Okay, the bottom of my headphones got cut off where your plug it in, So i was wondering if there was a way to reconnect it by stripping the cords and reconnecting it somehow? Any ideas are greatly appreciated. I am gonna attach pictures of the stripped wires.

there are 3 of them: a red, a blue, and a goldish one.

I know when they are like copper ones you can just twist them together, but these look like clear optical ones and i dont think i can do the same thing.

Thanks!
Joey


----------



## joeyDneedshelp (May 20, 2007)

Bump!


----------



## Mumbodog (Oct 3, 2007)

Need pictures you promised.

.


----------



## joeyDneedshelp (May 20, 2007)

oooops! haha i totally forgot.. give me a couple minutes.. Thanks for the reminder.


----------



## joeyDneedshelp (May 20, 2007)

Onee pic. I tried to get it as clear as possible 

http://attachments.techguy.org/attachment.php?attachmentid=167671&stc=1&d=1269982656


----------



## joeyDneedshelp (May 20, 2007)

Then inside each color is clear tiny wires (Kind of look like optical wires)


----------



## cwwozniak (Nov 29, 2005)

What kind of plug was on the end of the cable?

Any information on the brand and model number of the headphones?


----------



## Mumbodog (Oct 3, 2007)

Bad picture, but looks like copper to me.

.


----------



## joeyDneedshelp (May 20, 2007)

Siege Audio head phones http://www.siegeaudio.com/product-division.html

and its not copper, just a gold colored covering. White strings inside all of them.


----------



## joeyDneedshelp (May 20, 2007)

and a headphone jack was on the head of it. The kind you plug into any MP3 player..


----------



## cwwozniak (Nov 29, 2005)

joeyDneedshelp said:


> and its not copper, just a gold colored covering. White strings inside all of them
> ...
> a headphone jack was on the head of it. The kind you plug into any MP3 player.

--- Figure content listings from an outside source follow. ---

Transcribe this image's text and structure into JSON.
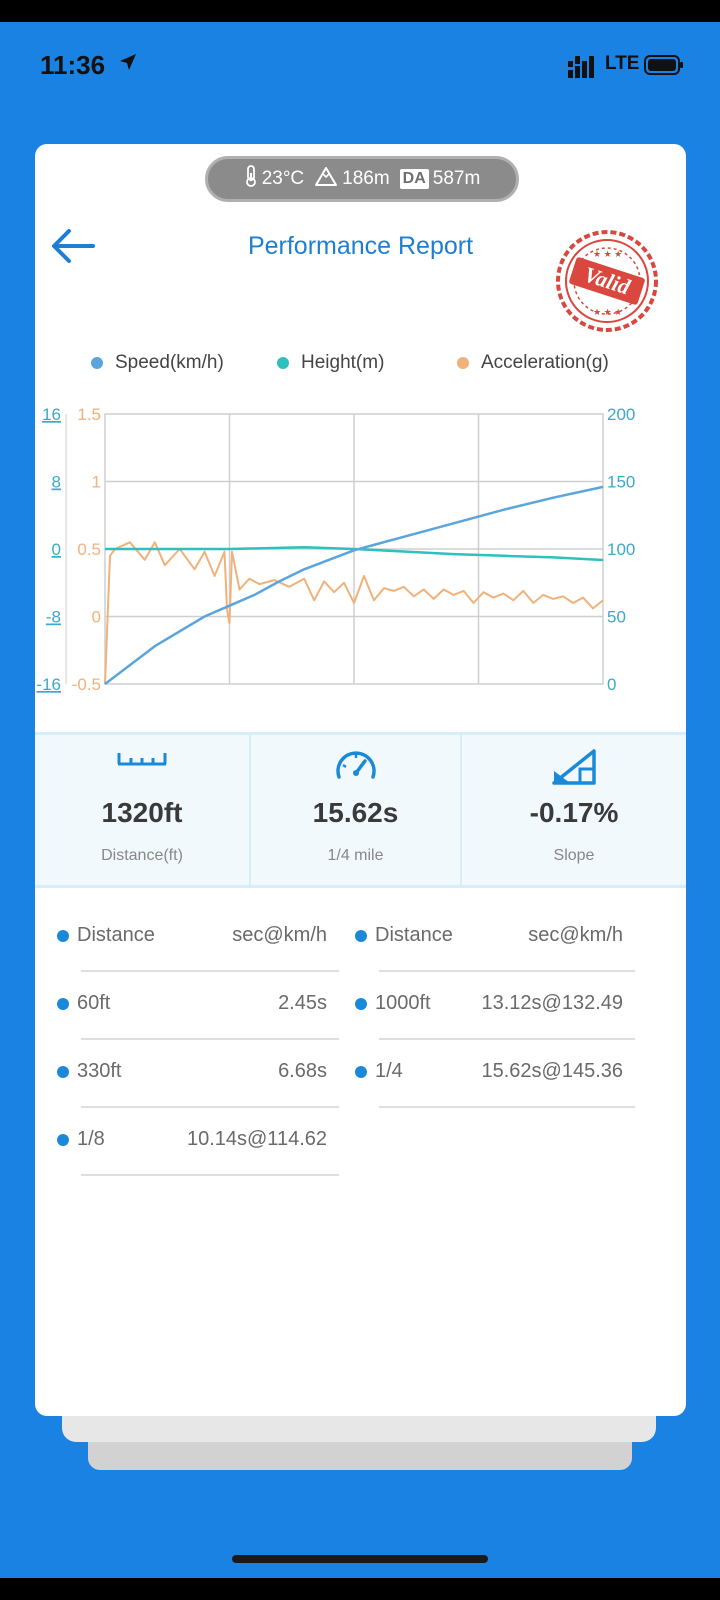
{
  "status_bar": {
    "time": "11:36",
    "network": "LTE"
  },
  "conditions": {
    "temperature": "23°C",
    "altitude": "186m",
    "density_altitude_label": "DA",
    "density_altitude": "587m"
  },
  "header": {
    "title": "Performance Report",
    "stamp_text": "Valid"
  },
  "legend": {
    "speed": "Speed(km/h)",
    "height": "Height(m)",
    "acceleration": "Acceleration(g)"
  },
  "colors": {
    "speed": "#5aa5dc",
    "height": "#2ec0bc",
    "acceleration": "#f0b27a",
    "accent": "#1a82e2"
  },
  "chart_data": {
    "type": "line",
    "x_ticks": 4,
    "left_axis_height_ticks": [
      "16",
      "8",
      "0",
      "-8",
      "-16"
    ],
    "left_axis_accel_ticks": [
      "1.5",
      "1",
      "0.5",
      "0",
      "-0.5"
    ],
    "right_axis_speed_ticks": [
      "200",
      "150",
      "100",
      "50",
      "0"
    ],
    "speed_range": [
      0,
      200
    ],
    "height_range": [
      -16,
      16
    ],
    "accel_range": [
      -0.5,
      1.5
    ],
    "series": [
      {
        "name": "Speed(km/h)",
        "axis": "right",
        "x": [
          0,
          0.05,
          0.1,
          0.15,
          0.2,
          0.25,
          0.3,
          0.35,
          0.4,
          0.5,
          0.6,
          0.7,
          0.8,
          0.9,
          1.0
        ],
        "values": [
          0,
          14,
          28,
          39,
          50,
          58,
          66,
          76,
          85,
          99,
          109,
          119,
          129,
          138,
          146
        ]
      },
      {
        "name": "Height(m)",
        "axis": "left",
        "x": [
          0,
          0.1,
          0.25,
          0.4,
          0.5,
          0.6,
          0.7,
          0.8,
          0.9,
          1.0
        ],
        "values": [
          0,
          0,
          0,
          0.2,
          0,
          -0.3,
          -0.6,
          -0.8,
          -1,
          -1.3
        ]
      },
      {
        "name": "Acceleration(g)",
        "axis": "left",
        "x": [
          0,
          0.01,
          0.02,
          0.05,
          0.08,
          0.1,
          0.12,
          0.15,
          0.18,
          0.2,
          0.22,
          0.24,
          0.245,
          0.25,
          0.255,
          0.27,
          0.29,
          0.31,
          0.34,
          0.37,
          0.4,
          0.42,
          0.44,
          0.46,
          0.48,
          0.5,
          0.52,
          0.54,
          0.56,
          0.58,
          0.6,
          0.62,
          0.64,
          0.66,
          0.68,
          0.7,
          0.72,
          0.74,
          0.76,
          0.78,
          0.8,
          0.82,
          0.84,
          0.86,
          0.88,
          0.9,
          0.92,
          0.94,
          0.96,
          0.98,
          1.0
        ],
        "values": [
          -0.5,
          0.45,
          0.5,
          0.55,
          0.42,
          0.55,
          0.38,
          0.5,
          0.35,
          0.48,
          0.3,
          0.48,
          0.05,
          -0.05,
          0.48,
          0.2,
          0.28,
          0.24,
          0.27,
          0.22,
          0.28,
          0.12,
          0.26,
          0.18,
          0.25,
          0.1,
          0.3,
          0.12,
          0.21,
          0.19,
          0.22,
          0.15,
          0.2,
          0.13,
          0.2,
          0.16,
          0.19,
          0.1,
          0.18,
          0.14,
          0.17,
          0.12,
          0.19,
          0.1,
          0.16,
          0.13,
          0.15,
          0.1,
          0.14,
          0.06,
          0.12
        ]
      }
    ]
  },
  "stats": [
    {
      "value": "1320ft",
      "label": "Distance(ft)",
      "icon": "ruler-icon"
    },
    {
      "value": "15.62s",
      "label": "1/4 mile",
      "icon": "speedometer-icon"
    },
    {
      "value": "-0.17%",
      "label": "Slope",
      "icon": "slope-icon"
    }
  ],
  "splits": {
    "left": [
      {
        "key": "Distance",
        "value": "sec@km/h"
      },
      {
        "key": "60ft",
        "value": "2.45s"
      },
      {
        "key": "330ft",
        "value": "6.68s"
      },
      {
        "key": "1/8",
        "value": "10.14s@114.62"
      }
    ],
    "right": [
      {
        "key": "Distance",
        "value": "sec@km/h"
      },
      {
        "key": "1000ft",
        "value": "13.12s@132.49"
      },
      {
        "key": "1/4",
        "value": "15.62s@145.36"
      }
    ]
  }
}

I have seen extremely flexible earphone and headphone wires where the conductors are wrapped around a multi-fiber polyester thread. The conductor and thread combination is then sheathed with a rubber like outer insulator. Not sure if or how they can be spliced together.


----------



## Who's Me (Aug 29, 2006)

I know I'm all two weeks late but I just saw this thread.
I ripped the end off of a pair of Sony headphones and had what you are describing.
I stripped the wires back, hit them with a lighter flame quickly (1-2 seconds) to burn off the colored varnish and twisted/taped them together. 
Been using for six months with no problems.


----------